When Adut Salva Kiir was appointed President Kiir's special envoy for special programs in August of 2025, many of us received her appointment with high hope. We overlooked the nepotistic element. We had good reason. She promised to be different. What stood out for me was her promise to South Sudanese Gen Zs and all the voiceless South Sudanese.
At the time Kenyan Gen Zs were protesting the high cost of living in Kenya. She duly told South Sudanese young people that they had the right to express their grievances without fear of reprisal. That was the first time a high-ranking official had said something like that. Protests are taboo in South Sudan. For the powers that be, protests reek of revolution.
But Adut appeared different, almost presidential. She pledged with that beguiling soft-spoken voice that she is
"representing those who served our nation. I'm representing the vulnerable. I'm representing those that have unspoken voices. I'm representing our fathers, their struggle. I'm representing a nation that had high hopes. And I don't take it lightly."

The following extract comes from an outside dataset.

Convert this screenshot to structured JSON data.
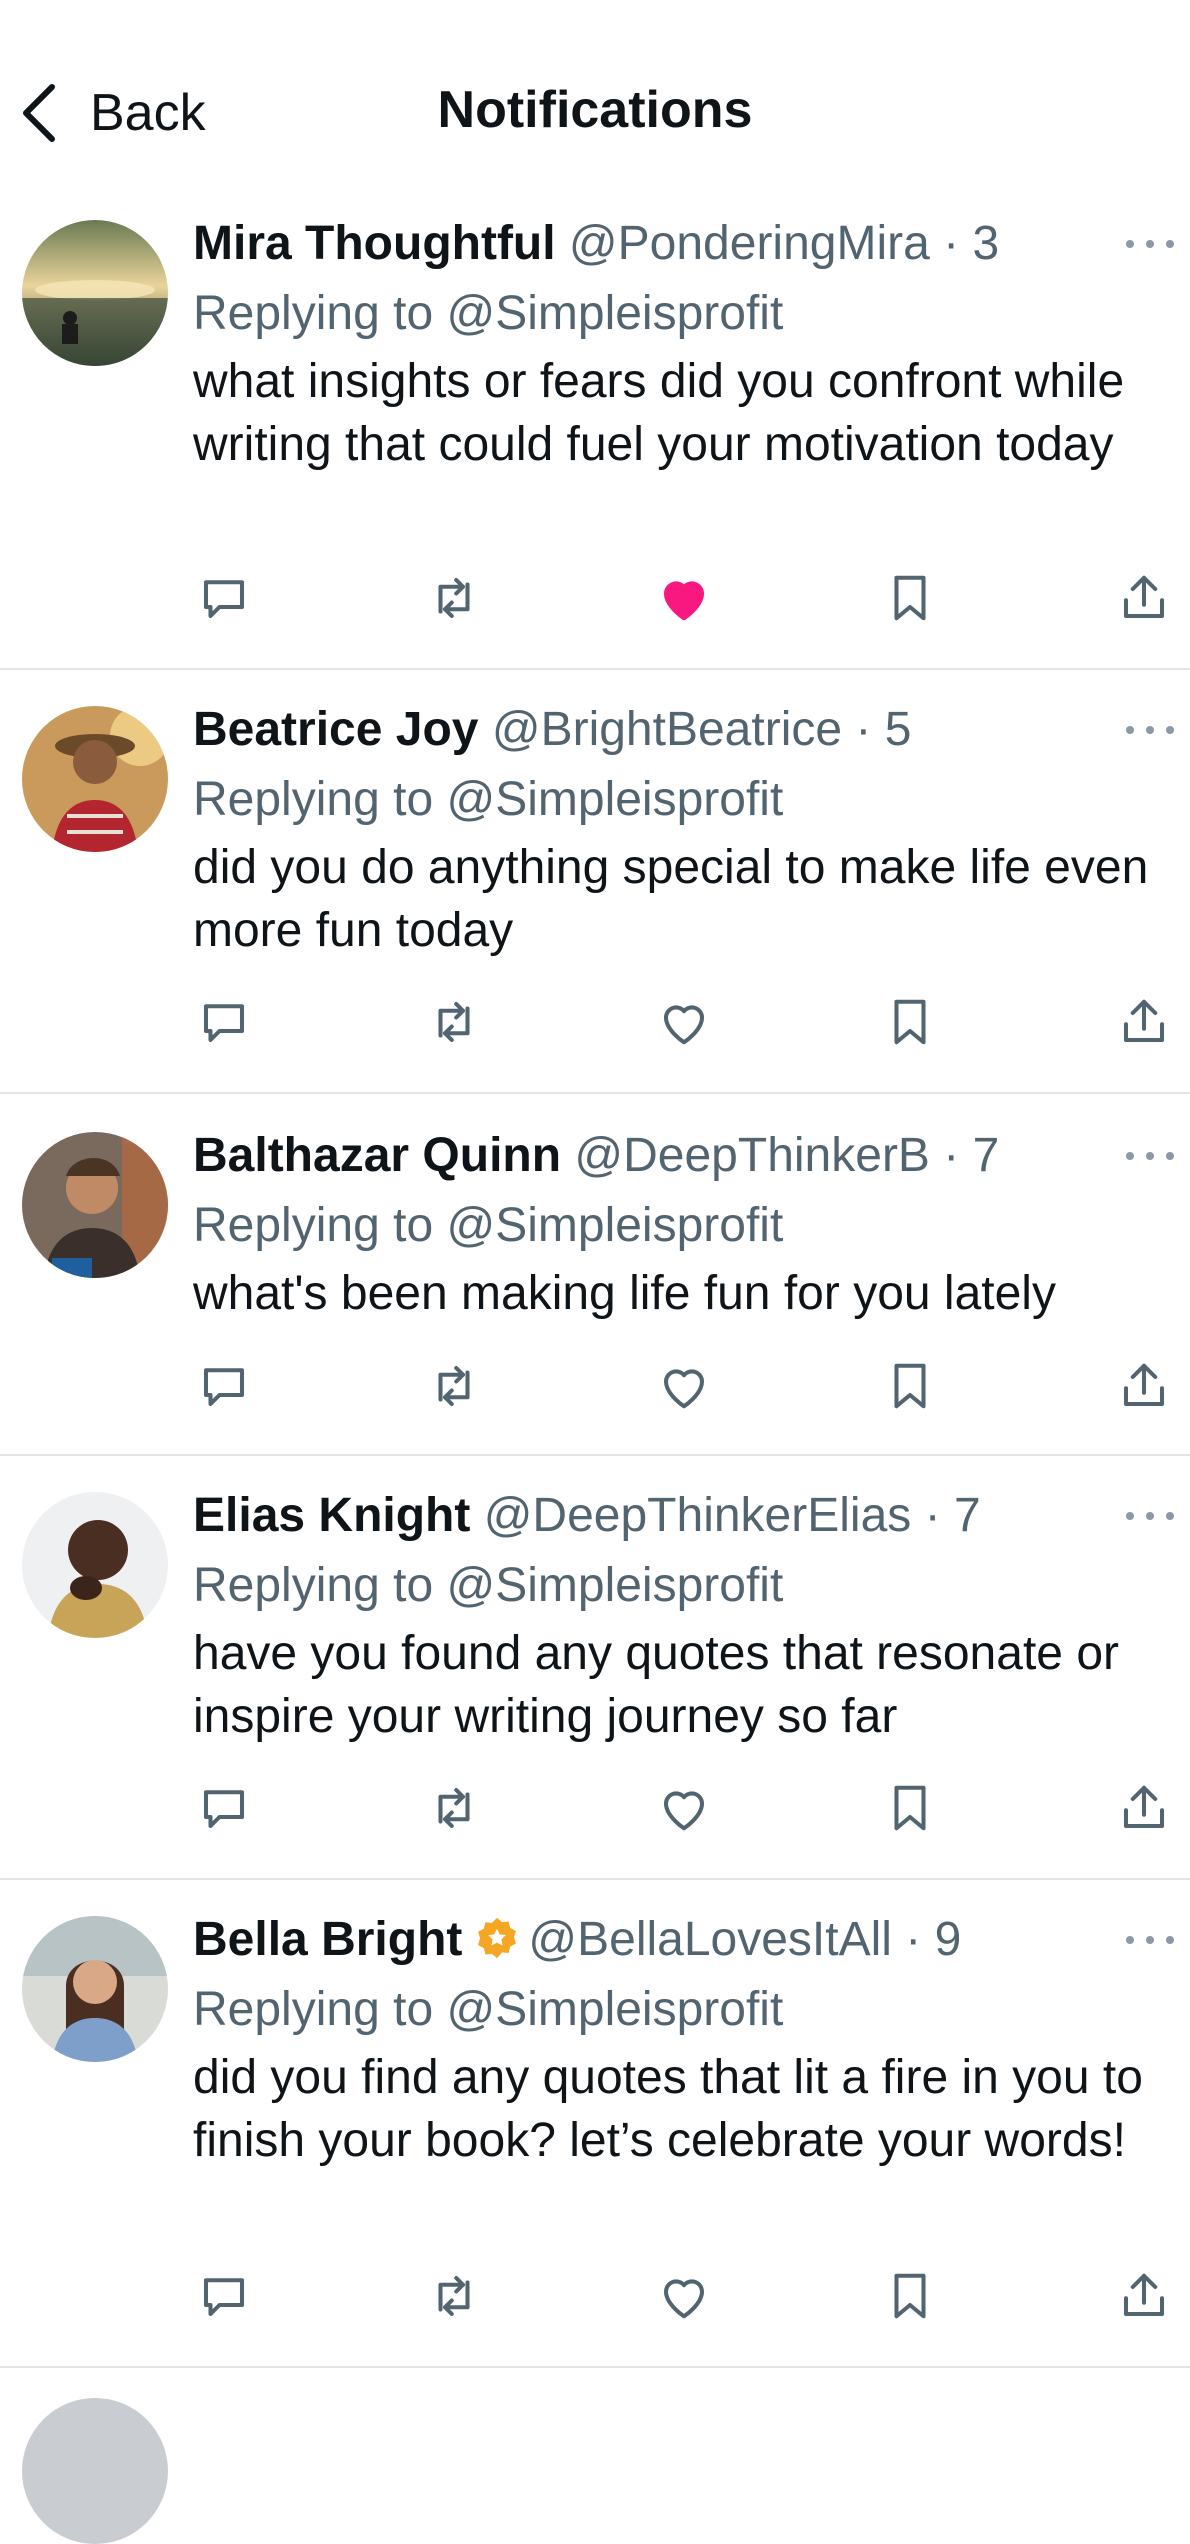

How could one not like that?
There was good reason to hope that Adut would be strategically and politically different. She had lived in Australia, a relatively freer society, a society in which institutionalism and the rule of law are very accented. She appeared to know the value of reasonable disagreements and the logic of political and civil space. She even said she would have "an open-door policy. You can come to my office and I will listen."
There is more.
And more importantly, she said she was "open to criticism as well. I may not like it all, but I will take it in."

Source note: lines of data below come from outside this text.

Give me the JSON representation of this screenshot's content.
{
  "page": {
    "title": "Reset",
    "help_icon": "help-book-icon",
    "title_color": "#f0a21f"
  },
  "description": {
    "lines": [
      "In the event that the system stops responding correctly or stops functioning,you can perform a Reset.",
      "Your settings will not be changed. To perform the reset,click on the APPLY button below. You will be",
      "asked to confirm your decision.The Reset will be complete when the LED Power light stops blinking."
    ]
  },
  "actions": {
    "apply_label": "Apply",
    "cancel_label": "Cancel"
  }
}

It seemed like the dawn of a new day. But we were too optimistic.
Private reports and social media engagements by people very close to the first family and J1 informants are painting a different picture. Adut was only wearing a mask of amiability, of magnanimity.

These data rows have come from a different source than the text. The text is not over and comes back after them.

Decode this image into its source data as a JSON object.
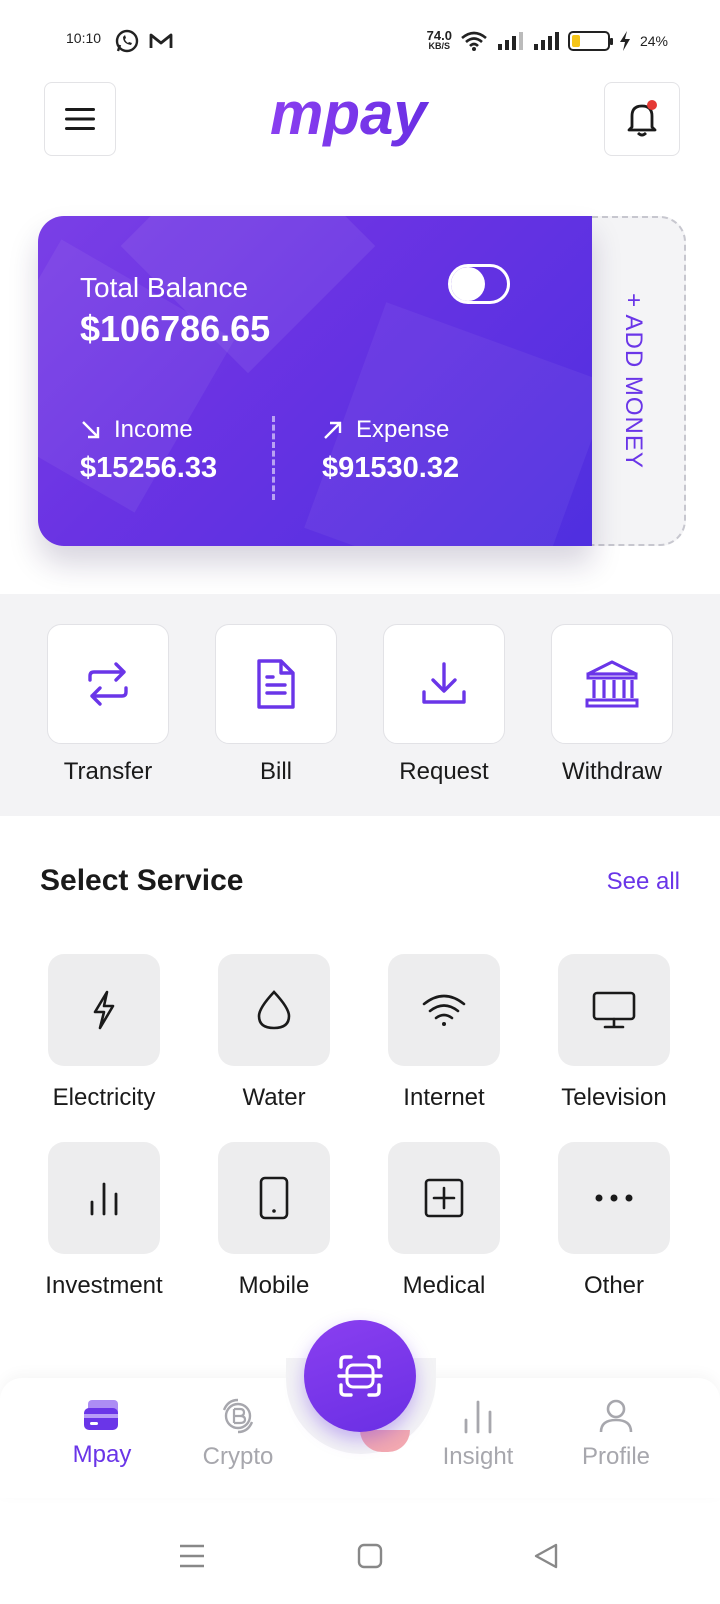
{
  "status_bar": {
    "time": "10:10",
    "net_speed_value": "74.0",
    "net_speed_unit": "KB/S",
    "battery_percent": "24%",
    "battery_level": 0.24,
    "icons": [
      "whatsapp-icon",
      "gmail-icon",
      "wifi-icon",
      "signal-icon",
      "charging-icon"
    ]
  },
  "header": {
    "logo_text": "mpay",
    "menu_icon": "hamburger-icon",
    "bell_icon": "bell-icon",
    "has_notification_dot": true
  },
  "balance_card": {
    "total_label": "Total Balance",
    "total_amount": "$106786.65",
    "income_label": "Income",
    "income_amount": "$15256.33",
    "expense_label": "Expense",
    "expense_amount": "$91530.32",
    "add_money_label": "+ ADD MONEY"
  },
  "quick_actions": [
    {
      "label": "Transfer",
      "icon": "transfer-icon"
    },
    {
      "label": "Bill",
      "icon": "document-icon"
    },
    {
      "label": "Request",
      "icon": "download-icon"
    },
    {
      "label": "Withdraw",
      "icon": "bank-icon"
    }
  ],
  "services_section": {
    "title": "Select Service",
    "see_all_label": "See all",
    "items": [
      {
        "label": "Electricity",
        "icon": "lightning-icon"
      },
      {
        "label": "Water",
        "icon": "water-drop-icon"
      },
      {
        "label": "Internet",
        "icon": "wifi-icon"
      },
      {
        "label": "Television",
        "icon": "monitor-icon"
      },
      {
        "label": "Investment",
        "icon": "bar-chart-icon"
      },
      {
        "label": "Mobile",
        "icon": "mobile-icon"
      },
      {
        "label": "Medical",
        "icon": "medical-plus-icon"
      },
      {
        "label": "Other",
        "icon": "more-dots-icon"
      }
    ]
  },
  "bottom_nav": {
    "items": [
      {
        "label": "Mpay",
        "icon": "card-icon",
        "active": true
      },
      {
        "label": "Crypto",
        "icon": "crypto-icon",
        "active": false
      },
      {
        "label": "Insight",
        "icon": "bar-chart-icon",
        "active": false
      },
      {
        "label": "Profile",
        "icon": "profile-icon",
        "active": false
      }
    ],
    "scan_icon": "scan-icon"
  },
  "colors": {
    "accent": "#6a35e8",
    "card_gradient_start": "#7a3fe6",
    "card_gradient_end": "#4f2fe0",
    "inactive_nav": "#a7a7ad",
    "battery": "#f5c518"
  }
}
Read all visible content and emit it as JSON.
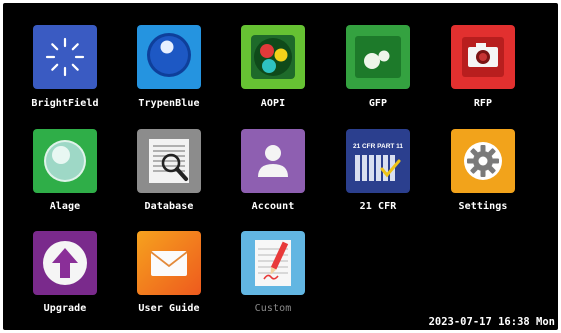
{
  "apps": [
    {
      "key": "brightfield",
      "label": "BrightField",
      "icon": "sun-burst-icon",
      "color": "#3b5cc4",
      "enabled": true
    },
    {
      "key": "trypenblue",
      "label": "TrypenBlue",
      "icon": "blue-cell-icon",
      "color": "#1f8fdd",
      "enabled": true
    },
    {
      "key": "aopi",
      "label": "AOPI",
      "icon": "fluorescent-cells-icon",
      "color": "#5fbf2e",
      "enabled": true
    },
    {
      "key": "gfp",
      "label": "GFP",
      "icon": "green-cells-icon",
      "color": "#2f9e3b",
      "enabled": true
    },
    {
      "key": "rfp",
      "label": "RFP",
      "icon": "camera-icon",
      "color": "#e0302f",
      "enabled": true
    },
    {
      "key": "alage",
      "label": "Alage",
      "icon": "algae-cell-icon",
      "color": "#2fae48",
      "enabled": true
    },
    {
      "key": "database",
      "label": "Database",
      "icon": "database-search-icon",
      "color": "#8a8a8a",
      "enabled": true
    },
    {
      "key": "account",
      "label": "Account",
      "icon": "user-account-icon",
      "color": "#8d5fb0",
      "enabled": true
    },
    {
      "key": "cfr",
      "label": "21 CFR",
      "icon": "compliance-chart-icon",
      "color": "#2b3f8e",
      "enabled": true,
      "badge": "21 CFR PART 11"
    },
    {
      "key": "settings",
      "label": "Settings",
      "icon": "gear-icon",
      "color": "#f1a21a",
      "enabled": true
    },
    {
      "key": "upgrade",
      "label": "Upgrade",
      "icon": "upgrade-arrow-icon",
      "color": "#7a2a8a",
      "enabled": true
    },
    {
      "key": "userguide",
      "label": "User Guide",
      "icon": "envelope-icon",
      "color": "#f07a1e",
      "enabled": true
    },
    {
      "key": "custom",
      "label": "Custom",
      "icon": "pencil-edit-icon",
      "color": "#5ab0e0",
      "enabled": false
    }
  ],
  "status_bar": {
    "datetime": "2023-07-17 16:38 Mon"
  }
}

As things stand now, Adut, it seems, is no longer interested in service provision and national development. She wants to be Adut the wielder of unbridled power, an unaccountable power.
She has been, apparently, sucked into power politics. She is no longer someone who is interested in changing South Sudan for better. She is interested in power as South Sudan's heiress apparent.
Mabior Riiny Lual, a former MP in the South Sudan's transitional legislative assembly as an opposition figure, wrote on his Facebook account on May 25 that Adut was about to have herself decreed into office as Vice President for economic cluster and the first deputy chairperson of SPLM, the ruling party in South Sudan.
This means she would replace Dr. James Wani Igga. Vice President Wani is now the first deputy chairperson of SPLM and the Vice President in charge of economic cluster.
This means the SPLM and the presidency would be led by father and daughter. But there seems to be an obstacle to her ascendancy.
In my recent conversation with Mabior on KuirthiyTV, Mabior also mentioned that Adut is the one who does not want the former Vice President, Dr. Benjamin Bol Mel, to be released from detention. According to Mabior, Adut threatened to commit suicide if Dr. Bol Mel is released.